Can a free group over a set be constructed this way (without equivalence classes of words)?

Solution 1:

Looks fine. I haven't seen this construction before. Let me summarize it as follows:

We factor $\mathsf{Grp} \to \mathsf{Set}$ as $\mathsf{Grp} \to \mathsf{InvMon} \to \mathsf{InvSet} \to \mathsf{Set}$.

$\bullet$ The left adjoint of $\mathsf{InvSet} \to \mathsf{Set}$ sends a set $X$ to $X \times \{1\} \cup X \times \{-1\}$ with the involution $(x,1) \leftrightarrow (x,-1)$.

$\bullet$ The left adjoint of $\mathsf{InvMon} \to \mathsf{InvSet}$ sends a set $X$ with an involution $i$ to the free monoid on $X$ (the set of words over $X$ equipped with concatenation) with the involution $i(x_1 \dotsc x_n) = i(x_n) \dotsc i(x_1)$.

$\bullet$ The left adjoint of $\mathsf{Grp} \to \mathsf{InvMon}$ maps a monoid $M$ with an involution $i$ to the quotient $M/(x \cdot i(x)=1)_{x \in M}$.

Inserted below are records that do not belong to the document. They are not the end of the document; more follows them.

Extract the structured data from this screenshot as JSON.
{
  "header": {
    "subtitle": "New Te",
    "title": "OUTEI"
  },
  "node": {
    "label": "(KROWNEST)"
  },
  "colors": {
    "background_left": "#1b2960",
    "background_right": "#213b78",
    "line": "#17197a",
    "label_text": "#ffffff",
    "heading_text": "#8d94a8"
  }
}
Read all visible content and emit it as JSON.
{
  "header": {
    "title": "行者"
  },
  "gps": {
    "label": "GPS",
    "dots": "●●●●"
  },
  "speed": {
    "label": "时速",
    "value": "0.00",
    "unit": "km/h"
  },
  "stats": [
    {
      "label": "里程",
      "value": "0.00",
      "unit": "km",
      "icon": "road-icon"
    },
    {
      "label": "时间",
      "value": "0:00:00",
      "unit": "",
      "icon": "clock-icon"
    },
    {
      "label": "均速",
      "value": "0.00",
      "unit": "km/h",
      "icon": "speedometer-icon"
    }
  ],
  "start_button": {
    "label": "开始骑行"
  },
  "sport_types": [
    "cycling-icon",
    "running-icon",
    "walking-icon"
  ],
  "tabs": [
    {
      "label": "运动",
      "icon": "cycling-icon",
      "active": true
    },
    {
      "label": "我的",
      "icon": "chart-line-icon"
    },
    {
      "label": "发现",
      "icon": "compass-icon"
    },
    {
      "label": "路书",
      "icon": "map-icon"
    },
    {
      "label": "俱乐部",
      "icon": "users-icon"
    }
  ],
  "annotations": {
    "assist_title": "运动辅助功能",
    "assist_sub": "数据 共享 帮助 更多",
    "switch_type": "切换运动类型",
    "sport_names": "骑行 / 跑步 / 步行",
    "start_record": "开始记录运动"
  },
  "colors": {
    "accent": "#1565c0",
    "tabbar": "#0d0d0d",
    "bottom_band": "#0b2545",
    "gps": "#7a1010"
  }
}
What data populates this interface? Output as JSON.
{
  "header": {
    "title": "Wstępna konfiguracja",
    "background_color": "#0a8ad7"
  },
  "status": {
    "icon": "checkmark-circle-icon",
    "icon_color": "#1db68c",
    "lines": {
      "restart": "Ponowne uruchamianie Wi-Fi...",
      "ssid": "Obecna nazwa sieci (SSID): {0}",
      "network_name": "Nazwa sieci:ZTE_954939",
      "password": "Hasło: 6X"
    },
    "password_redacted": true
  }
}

It follows that $\mathsf{Grp} \to \mathsf{Set}$ has a left adjoint, namely the composition of the left adjoints $\mathsf{Set} \to \mathsf{InvSet} \to \mathsf{InvMon} \to \mathsf{Grp}$. This coincides with the usual construction (set of words $x_1^{\pm 1} \dotsc x_n^{\pm 1}$ modulo $x x^{-1} = 1$), but the factorization makes every step trivial, which is very nice.